Quelling a surge of fear, she pushed the answer button and lifted the phone to her ear. But she didn’t speak.
“Rigsby?” Darcy’s voice was low and soft on the other end.
“Yes,” she breathed. “Are you okay?”
“For the moment.” Even over the phone, she could hear the tension in his voice. “When I arrived at Lila Birdsong’s cabin, there was a sheriff’s cruiser there. I think I know who it is, but she knows me. I can’t risk going inside yet until she comes out.”
“Won’t she see the Land Rover?”
“Not unless she’s looking.

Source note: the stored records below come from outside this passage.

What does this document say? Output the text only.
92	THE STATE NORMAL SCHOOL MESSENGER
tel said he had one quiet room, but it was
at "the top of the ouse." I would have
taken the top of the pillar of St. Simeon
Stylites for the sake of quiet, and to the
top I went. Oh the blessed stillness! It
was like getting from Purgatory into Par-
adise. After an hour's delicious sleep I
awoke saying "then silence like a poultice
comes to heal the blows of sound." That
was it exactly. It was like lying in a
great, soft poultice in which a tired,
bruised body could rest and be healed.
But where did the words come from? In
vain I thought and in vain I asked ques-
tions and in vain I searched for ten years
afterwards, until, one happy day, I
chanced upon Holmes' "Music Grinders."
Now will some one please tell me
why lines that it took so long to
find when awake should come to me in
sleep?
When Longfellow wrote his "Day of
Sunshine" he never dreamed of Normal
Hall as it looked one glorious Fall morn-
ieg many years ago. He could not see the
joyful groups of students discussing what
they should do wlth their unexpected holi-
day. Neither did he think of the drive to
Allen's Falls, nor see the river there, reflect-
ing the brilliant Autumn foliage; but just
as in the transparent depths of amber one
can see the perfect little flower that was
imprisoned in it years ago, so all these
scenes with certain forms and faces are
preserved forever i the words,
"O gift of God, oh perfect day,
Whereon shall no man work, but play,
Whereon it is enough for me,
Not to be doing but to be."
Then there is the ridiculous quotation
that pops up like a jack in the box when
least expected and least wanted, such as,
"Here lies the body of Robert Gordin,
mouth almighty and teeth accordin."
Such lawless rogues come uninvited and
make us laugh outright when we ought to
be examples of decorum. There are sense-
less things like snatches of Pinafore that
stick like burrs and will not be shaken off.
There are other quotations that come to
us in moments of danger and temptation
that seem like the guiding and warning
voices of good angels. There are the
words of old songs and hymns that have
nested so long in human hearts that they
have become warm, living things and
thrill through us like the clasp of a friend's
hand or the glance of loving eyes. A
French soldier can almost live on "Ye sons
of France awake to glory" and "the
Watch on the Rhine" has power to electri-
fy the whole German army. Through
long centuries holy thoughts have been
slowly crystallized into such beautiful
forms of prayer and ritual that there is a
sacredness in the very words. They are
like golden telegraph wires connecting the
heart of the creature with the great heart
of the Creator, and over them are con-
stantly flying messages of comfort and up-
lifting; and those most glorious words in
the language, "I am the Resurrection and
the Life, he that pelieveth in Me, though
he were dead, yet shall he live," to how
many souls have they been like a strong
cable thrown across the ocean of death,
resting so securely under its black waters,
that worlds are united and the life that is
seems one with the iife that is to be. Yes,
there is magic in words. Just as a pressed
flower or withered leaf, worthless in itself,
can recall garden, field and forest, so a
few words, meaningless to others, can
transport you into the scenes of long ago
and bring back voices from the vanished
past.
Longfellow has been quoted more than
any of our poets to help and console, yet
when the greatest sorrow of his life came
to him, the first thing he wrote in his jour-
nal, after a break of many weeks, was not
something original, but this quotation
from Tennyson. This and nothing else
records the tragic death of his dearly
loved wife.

I’ve hidden in the woods off the road.”
“Darcy, this is crazy. Just get back here. We’ll figure out something else. I’m feeling better already,” she added, wondering if he could discern the lie on his end of the line.
“No, you’re not,” he growled, answering her question. “I’ve been searching the internet on my phone while waiting, and I encountered some options for us to try before we start breaking into pharmacies.”
“Don’t take any stupid risks, Darcy.”
She could almost hear his smile. “I never take stupid risks, Rigsby. Only smart ones. I’ll be in touch.” He hung up before she could respond.
She hung up and set the phone on the coffee table, her hand trembling and her pulse pounding in her ears.
* * *
THE SHERIFF’S CRUISER passed slowly on its way down the mountain road, the midday sun glinting off the chrome and briefly obscuring the driver as the vehicle approached Darcy’s hiding place in the woods. He’d left the SUV behind and walked closer to the road for a better view.
The glint faded as the cruiser rolled past, giving Darcy a good view of the driver’s shoulder-length bob of dark hair and pretty profile. Sara Lindsey. Cain Dennison’s girlfriend.
Darcy knew that Sara and Cain’s grandmother had become close a few months earlier, when Sara had returned home to Ridge County after several years as a Birmingham, Alabama, police officer. Maybe her visit to Lila Birdsong had been entirely unrelated to the call he’d made to Cain Dennison.
Or maybe it had everything to do with it.
He pulled out his phone and punched in Dennison’s phone number. The Gates agent answered on the third ring. “Darcy?”
“Did you tell anyone besides your grandmother that I was going to visit her?”
“No.” Cain sounded curious. “Did something happen?”
“Your girlfriend was at your grandmother’s place when I arrived.”
“So?”
“So, I didn’t expect to see a Ridge County sheriff’s deputy as part of the welcoming committee.”
Cain sounded confused. “It’s not like you don’t know Sara, Darcy. You’re a friend, not a suspect.”
On the contrary, Darcy realized with a gut-twisting wrench. He didn’t have any friends. He couldn’t afford them.
Not with McKenna Rigsby’s life hanging in the balance.
* * *
THE RATTLE OF the doorknob sent a hard shudder down McKenna’s back. Groping for the Glock, she knocked the pistol and holster to the floor.
Damn it!
The thought of bending down to pick up the fallen weapon was almost more than she could contemplate, but she forced herself into motion, retrieving the holster, grabbing the grip of the pistol and sliding it out smoothly just as the cabin door swung open.
Darcy froze in the doorway, raising his hands, one of which held a large plastic sack. “It’s me. Don’t shoot.”
She lowered the pistol, her hands shaking. “You could have called to warn me.”
“I thought you might be sleeping. You need rest, and I didn’t want to risk waking you.” He locked the door behind him and looked around the room. “Have you been here the whole time I was gone?”